Portrait photography is a universally beneficial skill, especially in today’s age of digital cameras and smart phones that allow photography to be so accessible. At any given moment, we are tempted to take selfies, photograph candid moments, and document our lives. On a warm Saturday morning, I took five amazing students on a journey through natural light portrait photography. We started off with a quick review indoors of camera settings. Our focus was mainly on aperture, and how it controls depth of field in a photograph, making it extremely important when taking successful portraits. We also discussed choosing the correct lens as well as composition. But practice is what really makes a photographer get better, which brings us to the best part of the class: photographing our model of the day, Jasmine!
When we headed out to photograph Jasmine, the first step was to assess light. I had Jasmine positioned under the sunlight in various angles, and right away the students were able to see the issues in shooting in harsh light. Front light created a high contrast look, but even worse, it made Jasmine squint and she looked uncomfortable. Positioning her off to the side created a harsh shadow on one side of the face. Putting the sun behind her caused haziness and sun flares in our photo. While all three had its issues, we were able to solve the issue caused by backlighting easily by shading our lens. This eliminated the haze and gave us a nice even exposure with some rim light highlighting Jasmine’s hair.

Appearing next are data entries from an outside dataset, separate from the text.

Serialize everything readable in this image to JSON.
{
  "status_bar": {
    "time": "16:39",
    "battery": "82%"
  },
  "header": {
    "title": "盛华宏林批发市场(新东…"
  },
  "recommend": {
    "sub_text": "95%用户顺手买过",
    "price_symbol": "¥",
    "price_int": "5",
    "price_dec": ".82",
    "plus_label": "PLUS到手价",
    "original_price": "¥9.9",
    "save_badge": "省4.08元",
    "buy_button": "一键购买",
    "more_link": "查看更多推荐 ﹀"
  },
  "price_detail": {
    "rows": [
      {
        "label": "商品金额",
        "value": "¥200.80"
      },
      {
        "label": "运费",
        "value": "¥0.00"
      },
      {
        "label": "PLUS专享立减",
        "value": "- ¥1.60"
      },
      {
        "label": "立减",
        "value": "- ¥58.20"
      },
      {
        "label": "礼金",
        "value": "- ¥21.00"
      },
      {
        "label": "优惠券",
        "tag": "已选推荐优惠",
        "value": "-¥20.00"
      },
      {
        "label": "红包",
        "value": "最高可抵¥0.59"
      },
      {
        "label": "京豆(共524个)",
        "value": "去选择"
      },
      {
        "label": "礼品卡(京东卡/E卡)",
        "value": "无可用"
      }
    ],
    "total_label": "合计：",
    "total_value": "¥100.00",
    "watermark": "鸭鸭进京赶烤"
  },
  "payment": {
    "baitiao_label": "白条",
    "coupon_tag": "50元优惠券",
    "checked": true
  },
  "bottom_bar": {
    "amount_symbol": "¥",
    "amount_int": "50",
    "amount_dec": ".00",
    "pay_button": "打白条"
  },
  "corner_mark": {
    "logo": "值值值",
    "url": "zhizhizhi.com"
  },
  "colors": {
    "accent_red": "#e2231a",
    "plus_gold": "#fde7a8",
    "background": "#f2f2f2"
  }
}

From them on, we would focus on light first. We found a way to get even lighting on Jasmine and then worried about our background. Using a big aperture will automatically blur the background, but it isn't until you couple it with a telephoto lens that it really becomes effective. A telephoto lens does so much more than just zoom into your photo; it compresses the image, allowing us to bring objects in the background closer—enhancing the blur and eliminating unwanted objects at the same time. We demonstrated this technique by placing Jasmine in indirect back light, and then backing up and zooming in until only the foliage of a tree was in the frame. While the telephoto lens is my favorite to photograph portraits with, prime lenses are also amazing. Some of the students rocked their 50mm primes, and while it cannot compress the image like the telephoto lens, the resulting bokeh is still amazing.
We went on to posing Jasmine next. An easy trick (especially with children) is to get them to sit or lie down. In doing so, it kills two birds with one stone: they are immediately in a relaxed position, and they are finally still! For a beginning photographer, it is so much simpler to practice on still subjects then moving subjects. And we all know how much kids like to run around. When photographing adults, primarily head shots, I demonstrated a trick that helps slim the subject’s face down. Jasmine did not seem to need this trick, but I knew for a fact that I did, so I tagged her out as model for a few minutes. We all have a tendency to throw our heads back when we laugh, or even in our natural stance. When photographing head shots, you want to do the opposite: forehead out toward the photographer. When I craned my head out toward the students, they were amazed to see the difference in my face shape. All the excess skin under my jaw disappeared and the light wrapped nicely around my face. But be aware that this is just for head shots. Don’t get caught looking like a pterodactyl in a half or full body portrait!
In the beginning of class, a couple students mentioned being able to photograph young kids moving, so that’s what we ended on. I had the students adjust their focus mode from AF-S to AF-C for continuous focusing (One Shot to AI Servo for Canon users). And then on continuous release mode, we snapped away at Jasmine striding down a dirt path. The key was to keep the focus point on Jasmine at all times and voila! They each walked away with some crisp images of a moving subject.
As always, we took a group photo before heading back inside, and then I was sending the students on their way. I have no doubt that each one of them will continue to improve with continuous practice!
Until next time,
Mary and the rest of the Aperture Academy Team!